Rete a Sinistra raccoglie l’appello del mondo della scuola e lancia un adeguamento del sistema regionale che coinvolga tutti i soggetti nel rilancio di un settore che riguarda il futuro dei giovani liguri e quello dei professionisti che operano nel comparto.

“Il mondo della scuola, e non solo i docenti, non condivide la trasformazione voluta da Renzi – continua Parasi – e sarebbe doveroso dare ascolto e riflettere perché, evidentemente, il processo non è andato come si era ipotizzato.
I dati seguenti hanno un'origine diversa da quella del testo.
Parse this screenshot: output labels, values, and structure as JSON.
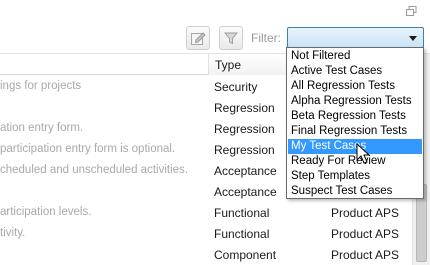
{
  "window": {
    "restore_icon": "restore-window-icon"
  },
  "toolbar": {
    "edit_icon": "edit-icon",
    "filter_funnel_icon": "funnel-icon",
    "filter_label": "Filter:",
    "filter_value": ""
  },
  "grid": {
    "type_header": "Type",
    "rows": [
      {
        "desc": "ings for projects",
        "type": "Security",
        "product": ""
      },
      {
        "desc": "",
        "type": "Regression",
        "product": ""
      },
      {
        "desc": "ation entry form.",
        "type": "Regression",
        "product": ""
      },
      {
        "desc": "participation entry form is optional.",
        "type": "Regression",
        "product": ""
      },
      {
        "desc": "cheduled and unscheduled activities.",
        "type": "Acceptance",
        "product": ""
      },
      {
        "desc": "",
        "type": "Acceptance",
        "product": ""
      },
      {
        "desc": "articipation levels.",
        "type": "Functional",
        "product": "Product APS"
      },
      {
        "desc": "tivity.",
        "type": "Functional",
        "product": "Product APS"
      },
      {
        "desc": "",
        "type": "Component",
        "product": "Product APS"
      }
    ]
  },
  "filter_dropdown": {
    "options": [
      "Not Filtered",
      "Active Test Cases",
      "All Regression Tests",
      "Alpha Regression Tests",
      "Beta Regression Tests",
      "Final Regression Tests",
      "My Test Cases",
      "Ready For Review",
      "Step Templates",
      "Suspect Test Cases"
    ],
    "highlighted": "My Test Cases"
  },
  "colors": {
    "highlight": "#3399ff",
    "select_border": "#3c7fb1"
  }
}
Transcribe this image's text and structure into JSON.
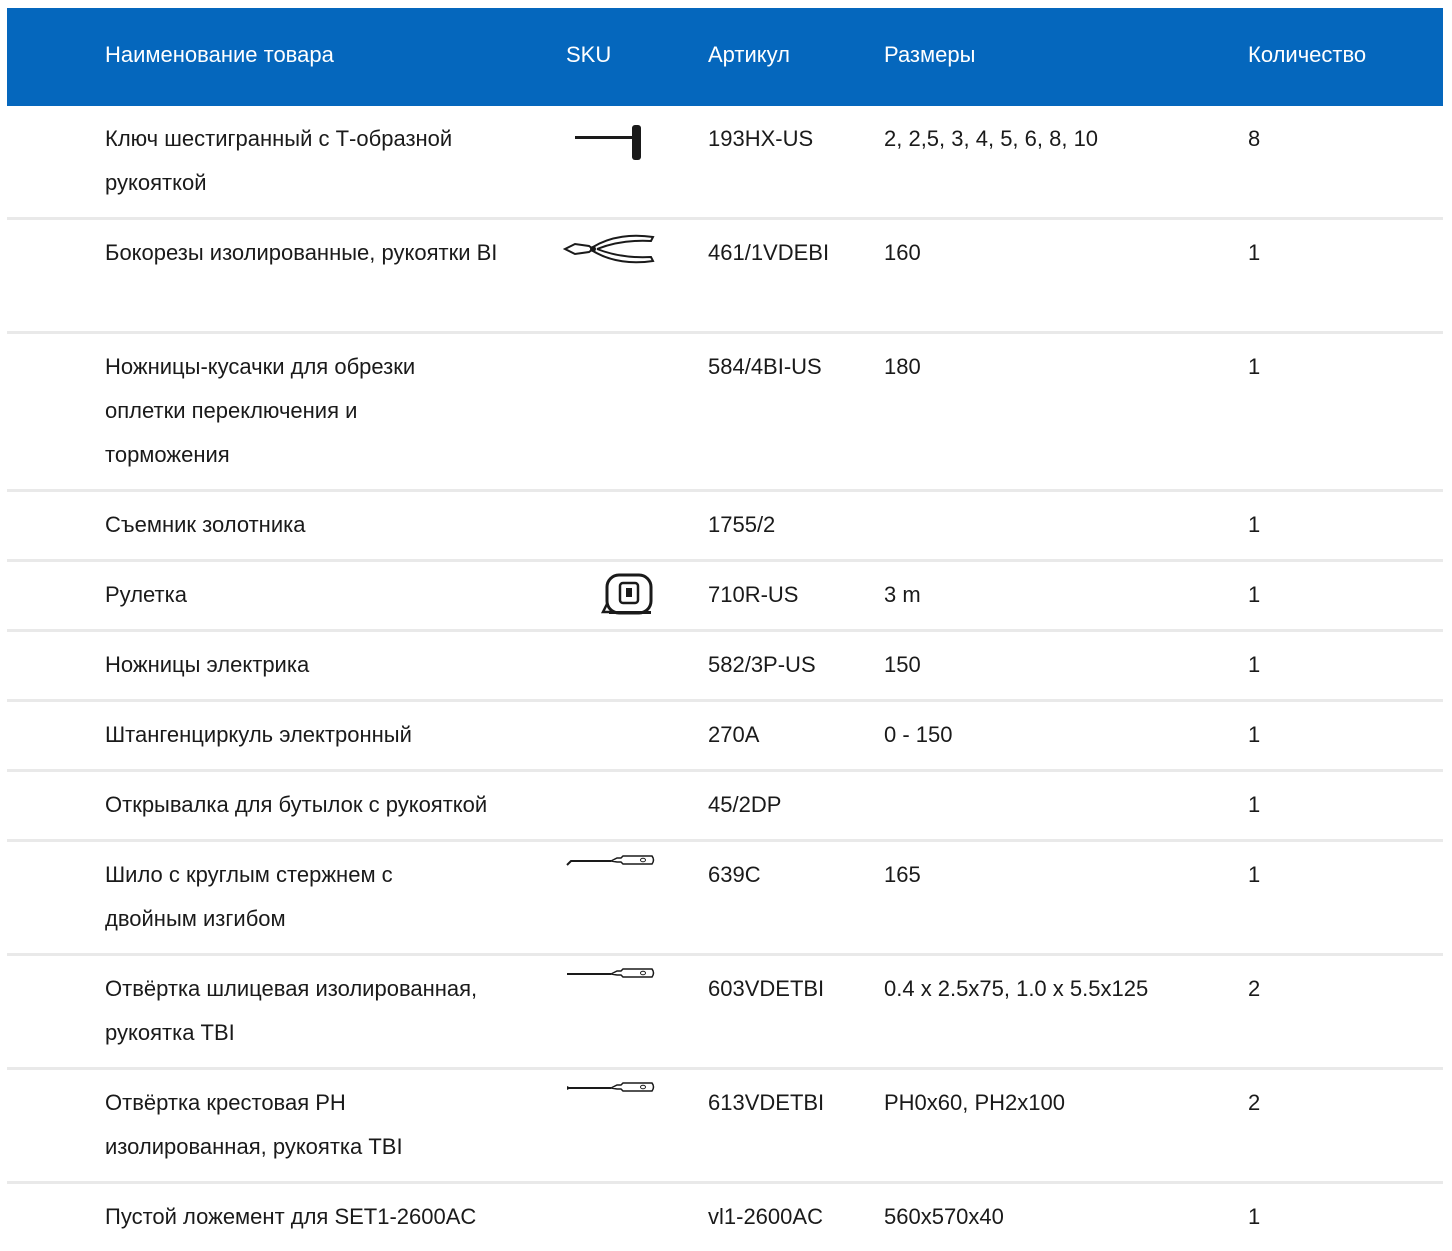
{
  "table": {
    "headers": {
      "name": "Наименование товара",
      "sku": "SKU",
      "article": "Артикул",
      "sizes": "Размеры",
      "qty": "Количество"
    },
    "rows": [
      {
        "name": "Ключ шестигранный с Т-образной рукояткой",
        "sku_icon": "t-handle-hex-key-icon",
        "article": "193HX-US",
        "sizes": "2, 2,5, 3, 4, 5, 6, 8, 10",
        "qty": "8"
      },
      {
        "name": "Бокорезы изолированные, рукоятки BI",
        "sku_icon": "side-cutters-icon",
        "article": "461/1VDEBI",
        "sizes": "160",
        "qty": "1"
      },
      {
        "name": "Ножницы-кусачки для обрезки оплетки переключения и торможения",
        "sku_icon": "",
        "article": "584/4BI-US",
        "sizes": "180",
        "qty": "1"
      },
      {
        "name": "Съемник золотника",
        "sku_icon": "",
        "article": "1755/2",
        "sizes": "",
        "qty": "1"
      },
      {
        "name": "Рулетка",
        "sku_icon": "tape-measure-icon",
        "article": "710R-US",
        "sizes": "3 m",
        "qty": "1"
      },
      {
        "name": "Ножницы электрика",
        "sku_icon": "",
        "article": "582/3P-US",
        "sizes": "150",
        "qty": "1"
      },
      {
        "name": "Штангенциркуль электронный",
        "sku_icon": "",
        "article": "270A",
        "sizes": "0 - 150",
        "qty": "1"
      },
      {
        "name": "Открывалка для бутылок с рукояткой",
        "sku_icon": "",
        "article": "45/2DP",
        "sizes": "",
        "qty": "1"
      },
      {
        "name": "Шило с круглым стержнем с двойным изгибом",
        "sku_icon": "awl-icon",
        "article": "639C",
        "sizes": "165",
        "qty": "1"
      },
      {
        "name": "Отвёртка шлицевая изолированная, рукоятка TBI",
        "sku_icon": "flat-screwdriver-icon",
        "article": "603VDETBI",
        "sizes": "0.4 x 2.5x75, 1.0 x 5.5x125",
        "qty": "2"
      },
      {
        "name": "Отвёртка крестовая PH изолированная, рукоятка TBI",
        "sku_icon": "phillips-screwdriver-icon",
        "article": "613VDETBI",
        "sizes": "PH0x60, PH2x100",
        "qty": "2"
      },
      {
        "name": "Пустой ложемент для SET1-2600AC",
        "sku_icon": "",
        "article": "vl1-2600AC",
        "sizes": "560x570x40",
        "qty": "1"
      }
    ]
  }
}
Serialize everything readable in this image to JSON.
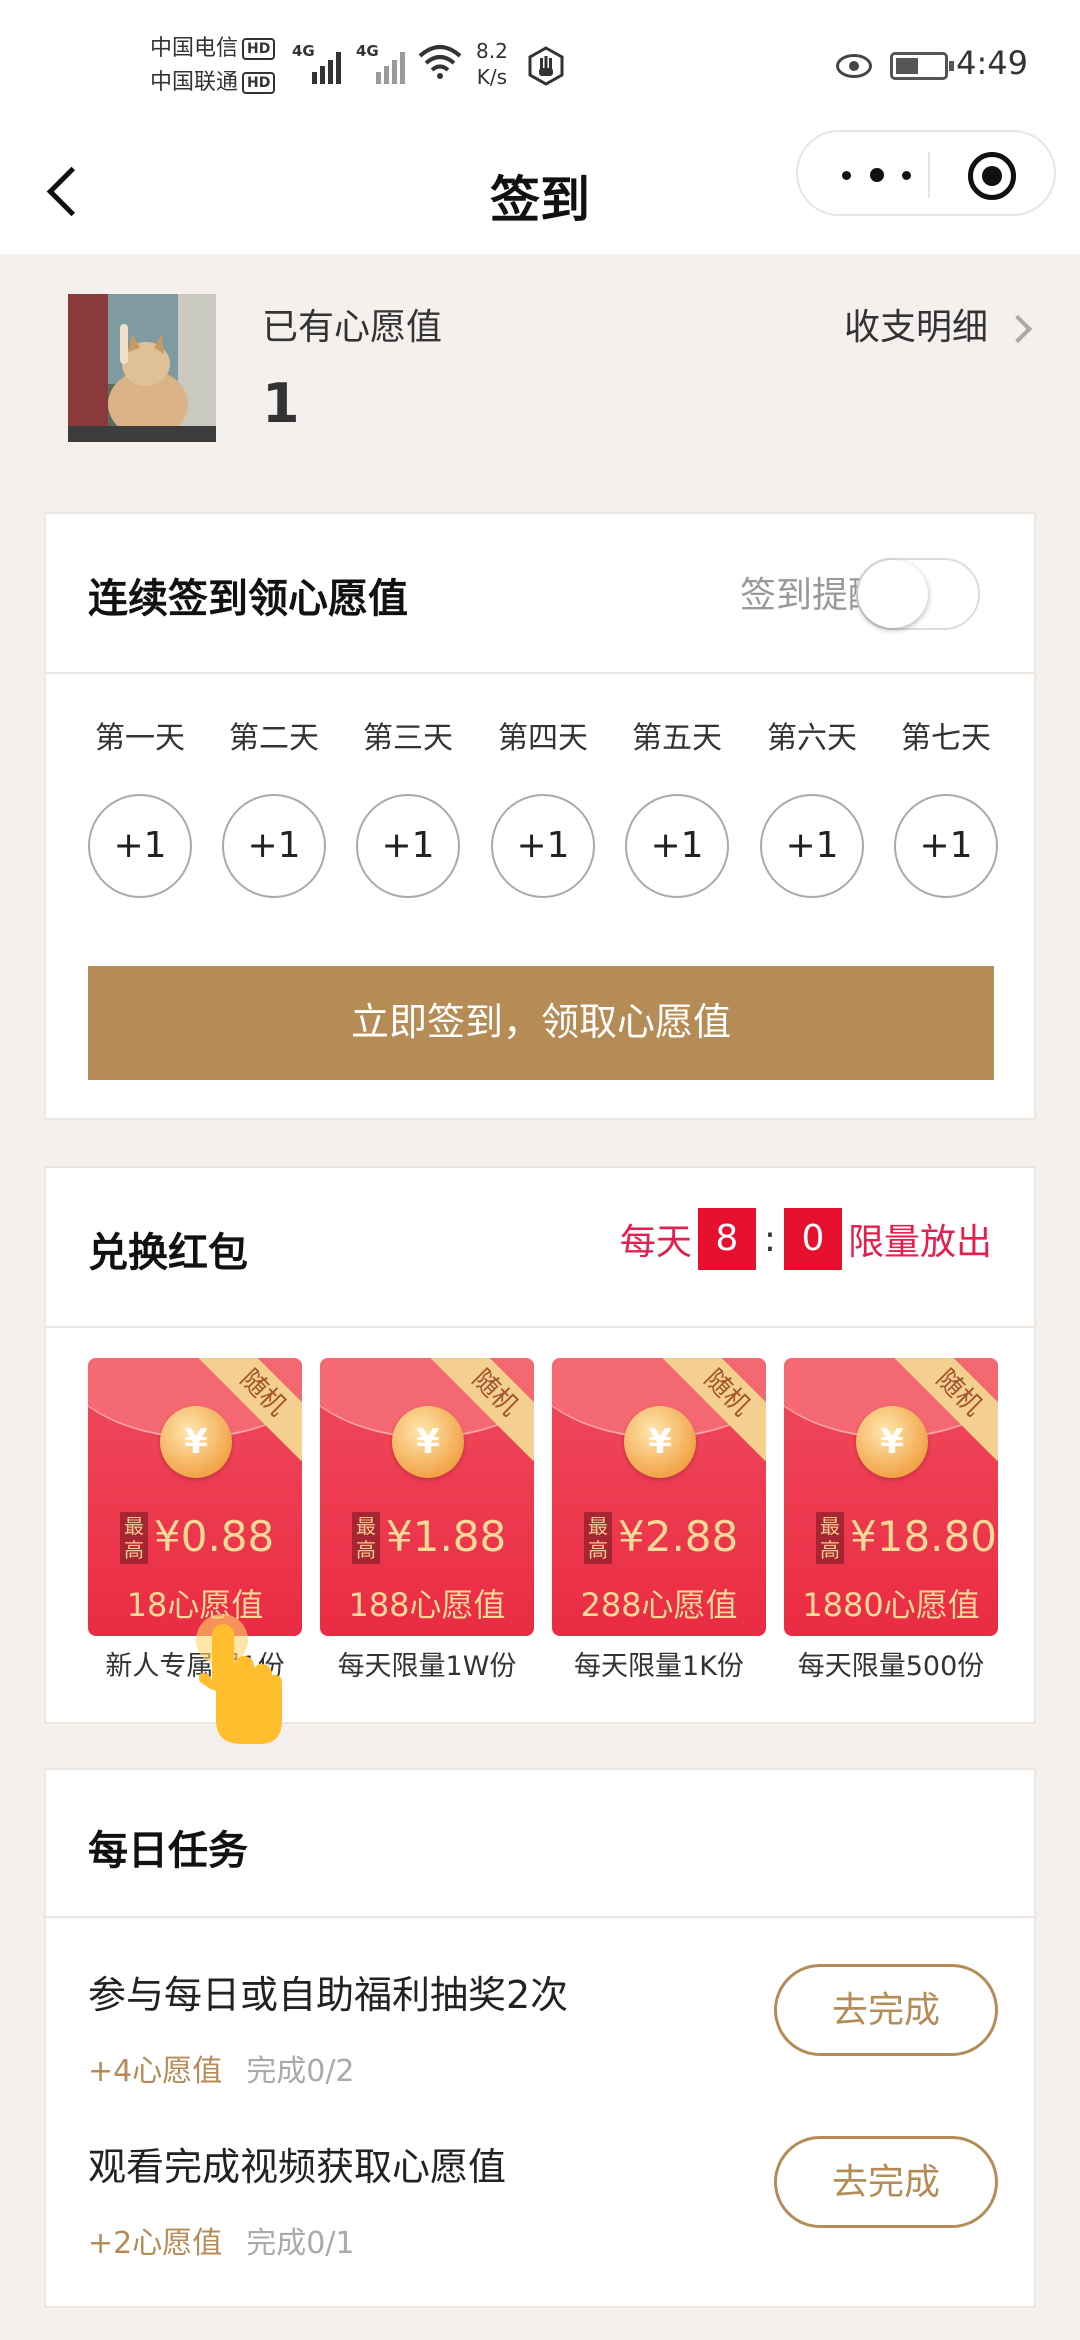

Coloro che tengono alla scuola non possono accettare che i privati finanzino singoli istituti, che si creino scuole d’eccellenza perché ben finanziate e scuole scarse perché povere, non si può tollerare che decidano i dirigenti e non gli organi collegiali, non è possibile che in un ambito cosi delicato si decida senza ascoltare o si discuta tanto senza poi rendere concrete le decisioni destinando risorse umane ed economiche. Dobbiamo rallentare per capire e condividere dove vogliamo andare e, soprattutto, come arrivarci senza lasciare indietro nessuno”.